Kayden gives him the rundown on the meeting and the ammunition Niccolo claims he has against Alessandro.
“I’m really fucking curious about what this file entails,” Adriel says, glancing at his watch. “It’s six o’clock now. So it’s supposed to be here in the next two hours.”
“And I want to be ready to act when it does, no matter what it turns out to be or not be,” Kayden says. “I’ve contacted Nathan, Matteo, Sasha, and Carlo and told them to get here for a meeting at seven. I need you to try to get Sasha out of Gallo’s bed in time to be here. I called her on a blocked line so that Gallo wouldn’t recognize the number if he was with her, and she didn’t answer.”
“Sasha has our phone numbers coded with nicknames, so that’s not a problem. I’ll get a hold of her. Before I do, though, a word of warning. The last time I talked to her, she said that now that Gallo’s suspended, he’s got nothing to focus on but hating you and fucking her. A meeting, I see.

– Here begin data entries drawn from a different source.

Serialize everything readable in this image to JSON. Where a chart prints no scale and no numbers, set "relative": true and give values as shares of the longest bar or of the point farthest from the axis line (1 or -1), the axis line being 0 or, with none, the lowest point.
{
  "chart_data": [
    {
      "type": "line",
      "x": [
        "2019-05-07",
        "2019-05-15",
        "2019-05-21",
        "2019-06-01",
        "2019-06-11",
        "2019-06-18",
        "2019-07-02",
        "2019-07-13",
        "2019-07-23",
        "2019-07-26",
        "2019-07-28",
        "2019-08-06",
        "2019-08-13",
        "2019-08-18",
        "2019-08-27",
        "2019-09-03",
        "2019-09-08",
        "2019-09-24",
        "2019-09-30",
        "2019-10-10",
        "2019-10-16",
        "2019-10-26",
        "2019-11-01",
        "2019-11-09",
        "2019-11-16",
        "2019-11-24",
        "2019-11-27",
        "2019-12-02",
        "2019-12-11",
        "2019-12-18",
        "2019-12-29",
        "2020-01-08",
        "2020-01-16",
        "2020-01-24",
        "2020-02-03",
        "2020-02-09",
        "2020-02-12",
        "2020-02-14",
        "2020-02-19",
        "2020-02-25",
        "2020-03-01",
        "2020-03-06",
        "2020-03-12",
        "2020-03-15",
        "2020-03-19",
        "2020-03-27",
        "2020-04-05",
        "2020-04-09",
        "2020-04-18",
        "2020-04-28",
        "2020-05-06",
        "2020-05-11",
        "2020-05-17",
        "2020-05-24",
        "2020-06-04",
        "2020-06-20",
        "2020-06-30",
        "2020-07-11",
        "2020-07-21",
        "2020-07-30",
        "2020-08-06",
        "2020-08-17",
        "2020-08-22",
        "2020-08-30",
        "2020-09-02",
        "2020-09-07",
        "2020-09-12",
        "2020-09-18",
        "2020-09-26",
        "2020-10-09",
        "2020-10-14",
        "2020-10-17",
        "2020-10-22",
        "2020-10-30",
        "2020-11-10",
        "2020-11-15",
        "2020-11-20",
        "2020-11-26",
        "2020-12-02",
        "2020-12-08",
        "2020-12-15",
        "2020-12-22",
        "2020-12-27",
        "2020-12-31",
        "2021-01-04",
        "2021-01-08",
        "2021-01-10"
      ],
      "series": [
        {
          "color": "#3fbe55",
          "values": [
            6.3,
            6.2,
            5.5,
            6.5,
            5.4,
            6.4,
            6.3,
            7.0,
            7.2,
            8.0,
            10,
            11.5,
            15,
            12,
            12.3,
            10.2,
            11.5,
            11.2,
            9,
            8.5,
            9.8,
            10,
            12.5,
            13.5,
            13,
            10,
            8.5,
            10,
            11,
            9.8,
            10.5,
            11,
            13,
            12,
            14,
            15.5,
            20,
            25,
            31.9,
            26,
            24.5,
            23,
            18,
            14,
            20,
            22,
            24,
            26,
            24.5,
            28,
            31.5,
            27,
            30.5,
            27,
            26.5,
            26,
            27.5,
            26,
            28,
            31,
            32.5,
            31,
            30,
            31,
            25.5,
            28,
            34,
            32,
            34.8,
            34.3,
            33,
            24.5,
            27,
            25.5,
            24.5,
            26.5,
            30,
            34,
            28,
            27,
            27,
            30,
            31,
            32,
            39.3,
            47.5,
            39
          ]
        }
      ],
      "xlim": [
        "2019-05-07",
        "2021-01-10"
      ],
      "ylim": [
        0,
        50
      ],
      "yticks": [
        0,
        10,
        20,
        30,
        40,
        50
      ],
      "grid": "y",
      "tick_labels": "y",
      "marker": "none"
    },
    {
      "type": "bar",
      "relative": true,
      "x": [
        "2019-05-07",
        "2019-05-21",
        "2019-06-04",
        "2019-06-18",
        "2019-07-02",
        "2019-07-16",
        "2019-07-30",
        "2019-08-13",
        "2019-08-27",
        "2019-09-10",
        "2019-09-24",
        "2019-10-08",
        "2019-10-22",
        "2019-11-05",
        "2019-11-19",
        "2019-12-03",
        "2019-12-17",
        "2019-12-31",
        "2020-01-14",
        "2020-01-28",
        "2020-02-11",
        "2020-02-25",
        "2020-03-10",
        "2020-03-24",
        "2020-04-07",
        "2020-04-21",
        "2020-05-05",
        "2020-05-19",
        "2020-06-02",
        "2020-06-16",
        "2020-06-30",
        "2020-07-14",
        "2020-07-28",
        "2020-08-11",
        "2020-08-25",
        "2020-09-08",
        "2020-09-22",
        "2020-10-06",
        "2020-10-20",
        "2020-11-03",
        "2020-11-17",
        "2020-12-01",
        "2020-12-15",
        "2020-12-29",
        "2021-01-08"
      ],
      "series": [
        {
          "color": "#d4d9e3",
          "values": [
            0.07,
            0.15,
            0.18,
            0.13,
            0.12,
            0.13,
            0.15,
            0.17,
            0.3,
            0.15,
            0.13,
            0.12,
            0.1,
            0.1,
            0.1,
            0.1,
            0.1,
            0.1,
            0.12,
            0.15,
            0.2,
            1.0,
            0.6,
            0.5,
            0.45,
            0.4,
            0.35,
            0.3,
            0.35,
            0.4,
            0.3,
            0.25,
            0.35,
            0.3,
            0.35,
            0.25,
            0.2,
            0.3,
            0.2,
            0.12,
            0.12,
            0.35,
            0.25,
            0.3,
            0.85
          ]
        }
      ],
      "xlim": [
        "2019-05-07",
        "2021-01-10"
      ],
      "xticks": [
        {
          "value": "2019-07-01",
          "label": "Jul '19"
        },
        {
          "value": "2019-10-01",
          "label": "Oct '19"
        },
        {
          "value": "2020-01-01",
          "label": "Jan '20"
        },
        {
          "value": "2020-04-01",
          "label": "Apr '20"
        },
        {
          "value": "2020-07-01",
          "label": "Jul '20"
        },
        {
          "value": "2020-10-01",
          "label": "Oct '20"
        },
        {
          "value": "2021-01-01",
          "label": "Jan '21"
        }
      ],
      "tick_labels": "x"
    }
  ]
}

But pulling her away from entertaining him beyond that is dangerous. Do we really want to move her out of the equation?”
“She told me,” Kayden says. “And fucking Gallo from sunup to sundown is a poor waste of her talents. Just get her here for the meeting. She knows Neuville and Paris. I’ll decide the next step with Gallo from there.”
“Gallo will stalk me again if he gets the chance, but I can handle him,” I say. “But it’s Carlo who makes me very uncomfortable. Do we really need him involved?”
“He makes everyone uncomfortable,” Adriel says. “And he enjoys it.”
“Of that, I have no doubt,” I say. “But is that good?”
“Considering he makes no one as uncomfortable as he does Alessandro,” Kayden says, “it makes him a huge asset.”